ONE: Our stand for boycott would be vindicated if ALL major parties also boycott.
TWO: Our stand would also be vindicated if even one of the two major political alliances (ARD or APDM), decides to boycott.
THREE: IF however ALL major parties decide TO CONTEST elections, we must devise a strategy to use the momentum to our own advantage. How? My proposal is that:

In situation THREE the hustle and bustle of the nation-wide election campaign may suck in all politically active persons within a few days. Local issues, of roads, water, sewage, schools and other services, may begin to engage people seeking promises of redress of their immediate miseries. Our one demand may go onto the back-burner of the public mind. People will become pre-occupied with other issues. That is what the regime is counting upon.

What then must be done in situation THREE (and ONLY in situation THREE)? We have to keep the issue of the “deposed” judges alive.
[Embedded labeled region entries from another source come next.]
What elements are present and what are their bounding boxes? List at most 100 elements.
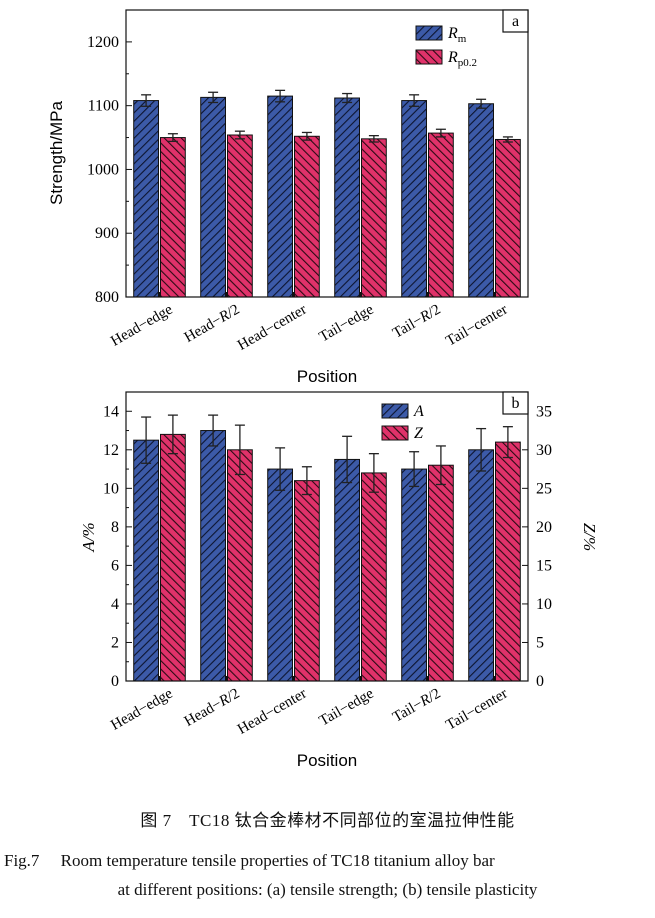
y-tick-label: 8 (111, 519, 119, 536)
error-bar-A-2 (275, 447, 286, 491)
bar-Z-2 (294, 480, 320, 682)
y-tick-label: 10 (103, 480, 119, 497)
bar-A-5 (468, 449, 495, 682)
bar-Rm-5 (468, 103, 495, 298)
panel-label: b (512, 395, 520, 412)
y-axis-label: A/% (79, 522, 98, 552)
panel-label: a (512, 13, 519, 30)
bar-Z-4 (428, 464, 454, 682)
x-tick-label: Tail−center (443, 686, 510, 734)
y-tick-label: 12 (103, 442, 119, 459)
bar-Rm-4 (401, 100, 428, 298)
error-bar-Rm-4 (409, 94, 420, 107)
bar-A-3 (334, 458, 361, 682)
x-tick-label: Head−R/2 (182, 686, 243, 730)
legend-item-Z: Z (381, 425, 424, 442)
legend-label: Rp0.2 (447, 49, 477, 69)
x-tick-label: Head−center (235, 686, 309, 738)
error-bar-Rp0.2-4 (435, 128, 446, 138)
error-bar-Z-5 (502, 426, 513, 459)
y-tick-label: 1100 (88, 98, 119, 115)
y-tick-label: 6 (111, 557, 119, 574)
bar-Rp0.2-3 (361, 138, 387, 298)
legend: AZ (381, 403, 424, 442)
bar-Rm-2 (267, 95, 294, 298)
bar-Rp0.2-5 (495, 138, 521, 298)
bar-A-0 (133, 439, 159, 682)
caption-english-line1: Fig.7 Room temperature tensile propertie… (4, 851, 495, 870)
legend-swatch (381, 403, 409, 419)
bar-Z-5 (495, 441, 521, 682)
bar-Rm-1 (200, 96, 226, 298)
error-bar-Z-3 (368, 453, 379, 493)
error-bar-A-1 (208, 414, 219, 447)
error-bar-Rp0.2-0 (167, 133, 178, 143)
x-tick-label: Tail−center (443, 302, 510, 350)
legend: Rm Rp0.2 (415, 25, 477, 69)
bar-Rp0.2-0 (160, 137, 186, 298)
error-bar-Rp0.2-5 (502, 136, 513, 143)
error-bar-Rp0.2-3 (368, 134, 379, 143)
x-tick-label: Tail−edge (317, 685, 377, 729)
legend-item-A: A (381, 403, 424, 420)
x-tick-label: Head−edge (108, 685, 176, 733)
legend-label: Z (414, 425, 424, 442)
bar-A-1 (200, 430, 226, 682)
plot-frame (125, 391, 529, 682)
error-bar-Rm-2 (275, 89, 286, 103)
y2-tick-label: 20 (536, 519, 552, 536)
legend-swatch (381, 425, 409, 441)
y2-axis-label: Z/% (580, 523, 599, 551)
bar-Rp0.2-2 (294, 135, 320, 298)
y-tick-label: 14 (103, 403, 119, 420)
x-tick-label: Tail−R/2 (390, 686, 443, 726)
bar-A-2 (267, 468, 294, 682)
y2-tick-label: 35 (536, 403, 552, 420)
y2-tick-label: 10 (536, 596, 552, 613)
error-bar-A-5 (476, 427, 487, 472)
x-tick-label: Tail−R/2 (390, 302, 443, 342)
error-bar-A-0 (141, 416, 152, 464)
y-tick-label: 900 (95, 225, 119, 242)
bar-A-4 (401, 468, 428, 682)
error-bar-Z-4 (435, 445, 446, 486)
x-tick-label: Tail−edge (317, 301, 377, 345)
error-bar-Z-0 (167, 414, 178, 455)
y2-tick-label: 25 (536, 480, 552, 497)
error-bar-Rm-5 (476, 98, 487, 109)
legend-label: Rm (447, 25, 467, 45)
x-tick-label: Head−R/2 (182, 302, 243, 346)
caption-english-line2: at different positions: (a) tensile stre… (117, 880, 538, 899)
bar-Z-3 (361, 472, 387, 682)
error-bar-Z-1 (234, 424, 245, 476)
bar-Rm-3 (334, 97, 361, 298)
y2-tick-label: 5 (536, 634, 544, 651)
legend-item-Rm: Rm (415, 25, 467, 45)
y-tick-label: 1200 (87, 34, 119, 51)
error-bar-A-4 (409, 451, 420, 488)
y-tick-label: 0 (111, 673, 119, 690)
bar-Z-1 (227, 449, 253, 682)
y-tick-label: 4 (111, 596, 119, 613)
error-bar-Rp0.2-2 (301, 131, 312, 141)
bar-Rp0.2-4 (428, 132, 454, 298)
panel-label-box: b (502, 391, 529, 415)
x-tick-label: Head−center (235, 302, 309, 354)
bar-Z-0 (160, 433, 186, 682)
legend-swatch (415, 49, 443, 65)
y-tick-label: 2 (111, 634, 119, 651)
x-tick-label: Head−edge (108, 301, 176, 349)
error-bar-Rp0.2-1 (234, 130, 245, 140)
y-tick-label: 1000 (87, 161, 119, 178)
bar-Rp0.2-1 (227, 134, 253, 298)
legend-label: A (413, 403, 424, 420)
error-bar-Rm-0 (141, 94, 152, 107)
bar-Rm-0 (133, 100, 159, 298)
y2-tick-label: 0 (536, 673, 544, 690)
y-axis-label: Strength/MPa (47, 100, 66, 204)
error-bar-Z-2 (301, 466, 312, 496)
caption-chinese: 图 7 TC18 钛合金棒材不同部位的室温拉伸性能 (140, 811, 515, 830)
We have to keep the spotlight on our demand.
Ahsan went on to propose that lawyers and bar associations press electoral candidates to take an oath to advance and support motions, resolutions and laws to reinstate the ousted judges at the risk of being denied lawyer's political support. He concluded:
We have a nation-wide network of District Bars. We can make it worth their while for candidates to adhere to our aspiration of restoration of judges. In the process we can, across the country, create a significant and vibrant political activity. And we will also keep the initiative with us. I am sure that within days candidates of parties already committed to the restoration of judges and independent candidates will be jostling for time to take the oath before the full blaze of the media. I can see them printing photos of the oath-taking ceremony on their posters and publicity material to assure the voters that they are committed to us. It will keep the issue of the “deposed” judges right up-front, and may be make it the most inescapable electoral issue.

We are today contesting the most unique case in the history of the world. In this case, our professional fee as lawyers is whatever this country has given each of us to date and our client are 160 million people. But our clients’ interest, our nation’s interest, we must, safeguard at all costs. If one unarmed lawyer could win the independence of this country, I do not see any reason why we, thousands of lawyers, should not be able to achieve victory.

If we put out hearts and souls into this perfectly legitimate and peaceful enterprise we will prevail. We shall overcome.